I don't understand the following statement:

The choice of learning rate m does not matter (for Perceptron) because it just changes the scaling of w (weights). The site with this statement that wikipedia cites.

The update rule of perceptron is $w \pm x$ for mistaken cases. If the update to the weight vector is addition or subtraction, how can it only scale the weights?

2 Answers2

3

After some study, I figured out the answer and want to share with people if someone also finds it helpful. The loss function of Perceptron is hinge loss or

$J(w) = max(0, -yw^Tx)$.

Adding a constant to the loss function does not change the function value, as it does not change the sign of the decision.
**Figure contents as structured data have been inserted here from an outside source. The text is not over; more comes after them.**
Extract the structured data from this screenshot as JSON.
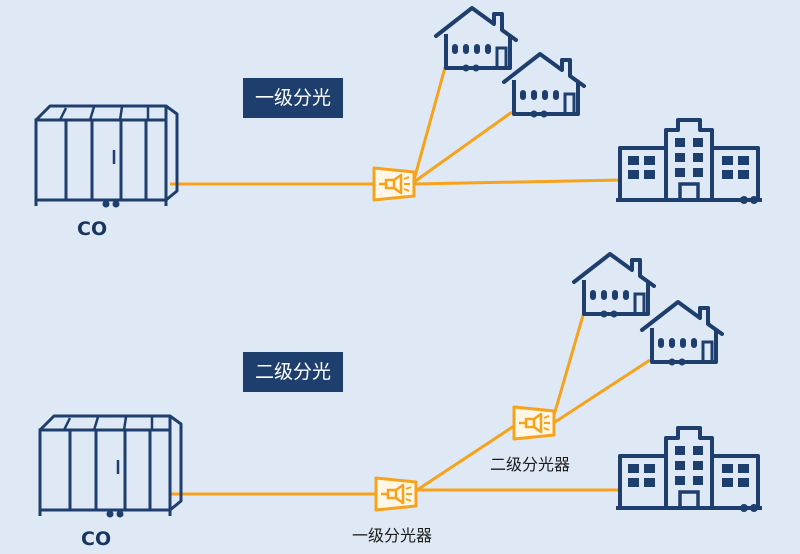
{
  "top": {
    "badge": "一级分光",
    "co_label": "CO"
  },
  "bottom": {
    "badge": "二级分光",
    "co_label": "CO",
    "splitter1_label": "一级分光器",
    "splitter2_label": "二级分光器"
  },
  "colors": {
    "background": "#dfe9f5",
    "navy": "#1e3e6e",
    "fiber": "#f7a21b"
  },
  "icons": [
    "central-office-icon",
    "splitter-icon",
    "house-icon",
    "office-building-icon"
  ]
}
In other words

$J_2(w) = max(0, -\alpha yw^Tx) = J(w)$.

If we do gradient descent using $J_2$, we have

$\partial(J_2)/\partial(w) = 0$, if $J_2 = 0$;

$\partial(J_2)/\partial(w) = -\alpha yx$, otherwise.
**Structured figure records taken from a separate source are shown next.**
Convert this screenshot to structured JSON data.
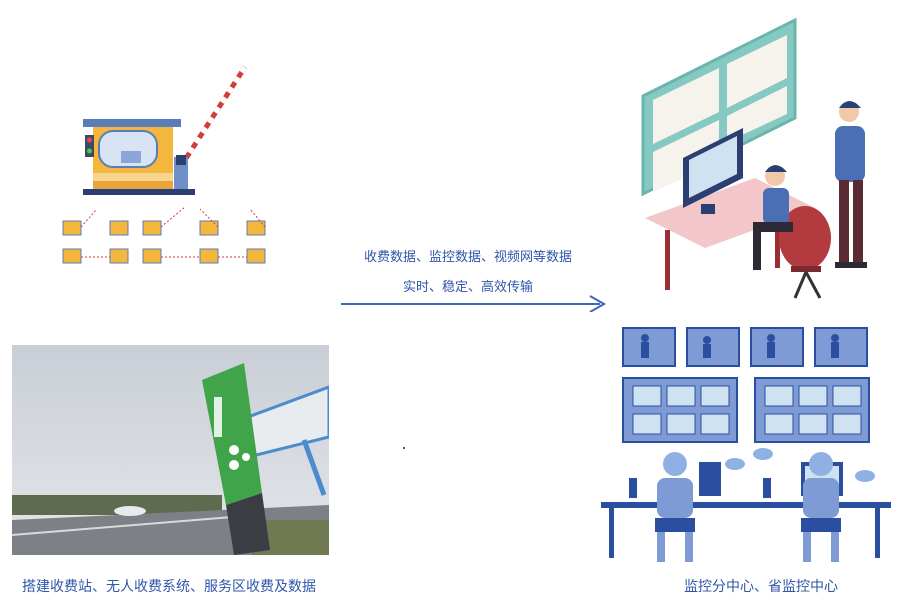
{
  "flow": {
    "line1": "收费数据、监控数据、视频网等数据",
    "line2": "实时、稳定、高效传输"
  },
  "left": {
    "caption": "搭建收费站、无人收费系统、服务区收费及数据",
    "photo_sign": "",
    "billboard": ""
  },
  "right": {
    "caption": "监控分中心、省监控中心"
  },
  "colors": {
    "text_blue": "#2f56a8",
    "arrow_blue": "#3f66b8",
    "tile_blue": "#7f9bd6",
    "tile_border": "#2b4fa0",
    "screen_teal": "#86c9c2",
    "desk_pink": "#f3c6c9",
    "sign_green": "#3fa44a"
  },
  "icons": [
    "toll-booth-icon",
    "barrier-gate-icon",
    "network-icon",
    "monitoring-room-icon",
    "operator-icon",
    "video-wall-icon",
    "cloud-icon"
  ]
}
So the update function of gradient descent is

$w_{new} = w_{old} \pm \alpha x$.

As long as $\alpha > 0$, it does not change Perceptron decision in any step. This is why for Perceptron, you only need to set learning rate to be 1.

Specifically answer the question, when people say "the learning rate only scales $w$", they are referring to $J_2(w) = max(0, -\alpha yw^Tx)$ rather than $w_{new} = w_{old} \pm \alpha x$.

A related question I found very helpful is Normalizing the final weights vector in the upper bound on the Perceptron's convergence

0

The learning rate regulates the amount by which the weights will change at every step $t$ of the gradient descent algorithm.

It is not true that it can be set to any arbitrary amount, this is furthest from the truth. A learning rate which is too small will never allow your machine learning model to converge to a minimum, and a learning rate which is too large will cause your model parameters to oscillate around a possible minimum.

I answered in more details here how the basic gradient descent algorithm is affected by the choice of the learning rate and then i propose some better alternative methods: Do adaptive learning optimizers follow the steepest decent?.

More details

More accurately the update rule for gradient descent is

$w^{t+1} = w^t + m\nabla J(w)$

where $m$ is the learning rate and

$J(w) = \frac{1}{2}\sum(y-\hat{y})^2$

is the cost function. Thus, it does not scale the weights in a multiplicative sense, however it does scale the correction the weights will experience at each step of the algorithm.

JahKnows
  • 9,086
  • 31
  • 45